In 2020, a group of residents led by former mayor Bill Cunningham expressed concerns about proposed redevelopment, focusing on building height restrictions and the impact of the under-construction Arrow rail line. This led to the introduction of ballot Measure F, which proposed limiting building heights near downtown train stations to three stories, with some exceptions near the University of Redlands. The measure was negotiated between the University of Redlands and the Redlands City Council, who argued that Measure F would preserve the city's historic charm while balancing the need for increased housing. However, some local leaders opposed the measure, citing concerns about addressing the California housing shortage. Critics of Measure F also raised potential legal challenges, suggesting it might violate state law SB 330 by downzoning land zoned for residential development. Ultimately, the measure faced opposition from two camps: those who supported higher density development, and original petitioners who felt it didn't limit density enough. Measure F was defeated in November 2022, with a majority voting against the proposed restrictions.

In May 2022 the Redlands City Council and the Planning Commission approved Village Partners plans, renamed the development "State Street Village". Village Partners stated they do not plan to go over three to four stories anyways and respect the downtown Redlands design elements to its Transit Oriented Development plans. Village Partners has stated demolition and construction would commence in the summer of 2023.

=== Delays and Sale, Again===
County filings in early 2025 revealed Village Partners Inc. had defaulted on its business loans and the Redlands Mall property was scheduled for public auction, postponing the development. When local media reported the defaults, Village Partner inc, released a statement stating they are reevaluating their timeline for construction and working with its lender, Hankey Capital LLC to avoid the foreclosure sale. Village Partners Inc. requested postponement of the auction multiple times up until May 1st, 2025. By May 6th, 2025, Hankey Capital withdrew the foreclosure sale and canceled the auction per public records.
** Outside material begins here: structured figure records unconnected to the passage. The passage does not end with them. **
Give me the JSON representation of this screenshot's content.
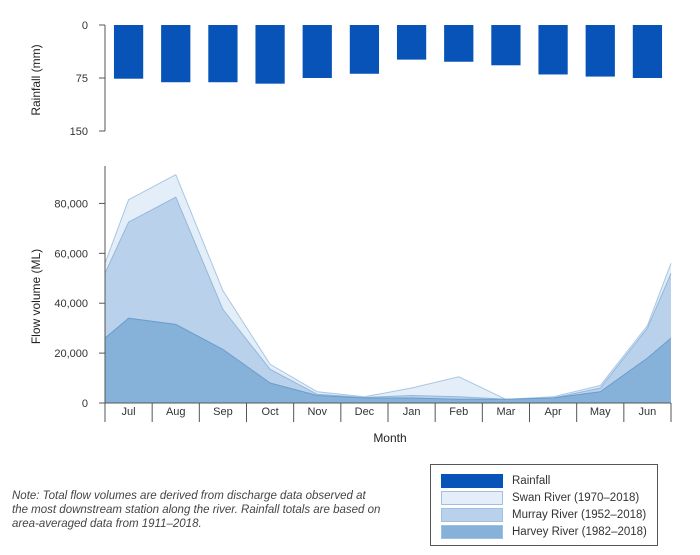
{
  "chart_data": {
    "type": "bar+area",
    "categories": [
      "Jul",
      "Aug",
      "Sep",
      "Oct",
      "Nov",
      "Dec",
      "Jan",
      "Feb",
      "Mar",
      "Apr",
      "May",
      "Jun"
    ],
    "xlabel": "Month",
    "rainfall": {
      "name": "Rainfall",
      "ylabel": "Rainfall (mm)",
      "ylim": [
        0,
        150
      ],
      "yticks": [
        0,
        75,
        150
      ],
      "ytick_labels": [
        "0",
        "75",
        "150"
      ],
      "axis_inverted": true,
      "color": "#0753b8",
      "values": [
        76,
        81,
        81,
        83,
        75,
        69,
        49,
        52,
        57,
        70,
        73,
        75
      ]
    },
    "flow": {
      "ylabel": "Flow volume (ML)",
      "ylim": [
        0,
        95000
      ],
      "yticks": [
        0,
        20000,
        40000,
        60000,
        80000
      ],
      "ytick_labels": [
        "0",
        "20,000",
        "40,000",
        "60,000",
        "80,000"
      ],
      "x": [
        -0.5,
        0,
        1,
        2,
        3,
        4,
        5,
        6,
        7,
        8,
        9,
        10,
        11,
        11.5
      ],
      "series": [
        {
          "name": "Swan River (1970–2018)",
          "color": "#e3eef8",
          "stroke": "#a8c6e3",
          "values": [
            56000,
            81500,
            91500,
            45000,
            15500,
            4500,
            2500,
            6000,
            10500,
            1500,
            2500,
            7000,
            31000,
            56000
          ]
        },
        {
          "name": "Murray River (1952–2018)",
          "color": "#b9d1eb",
          "stroke": "#94b8dc",
          "values": [
            52000,
            72500,
            82500,
            37500,
            13500,
            3500,
            2200,
            3000,
            2500,
            1500,
            2000,
            6000,
            30000,
            52000
          ]
        },
        {
          "name": "Harvey River (1982–2018)",
          "color": "#86b2d9",
          "stroke": "#6b9dcc",
          "values": [
            26000,
            34000,
            31500,
            21500,
            8000,
            3000,
            2000,
            2000,
            1500,
            1500,
            2000,
            4500,
            18000,
            26000
          ]
        }
      ]
    }
  },
  "legend": {
    "items": [
      {
        "label": "Rainfall",
        "color": "#0753b8"
      },
      {
        "label": "Swan River (1970–2018)",
        "color": "#e3eef8"
      },
      {
        "label": "Murray River (1952–2018)",
        "color": "#b9d1eb"
      },
      {
        "label": "Harvey River (1982–2018)",
        "color": "#86b2d9"
      }
    ]
  },
  "note": "Note: Total flow volumes are derived from discharge data observed at the most downstream station along the river. Rainfall totals are based on area-averaged data from 1911–2018."
}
Per filed title records, the loan was restructured and Village Partners was allowed to keep ownership of the mall site with new loan conditions, although the State Street Village development had remained uncertain as Village Partners was granted five years by Hankey Capital to break ground. Village Partners Inc. spokesperson last commented in February 2025 stating minor refinements were being made to State Street Village but emphasized that "the overall vision would remain intact and that updates would be shared publicly in the coming months".

By the end of 2025, Village Partners Inc. sold the mall site to Town Square Development LLC, owned by local billionaire Jack Dangermond for $16 million. A spokesperson for Dangermond stated “There are no specific plans yet, but the goal is to move reasonably quickly....”. Demolition of the mall site was announced, work began the week of March 16, 2026.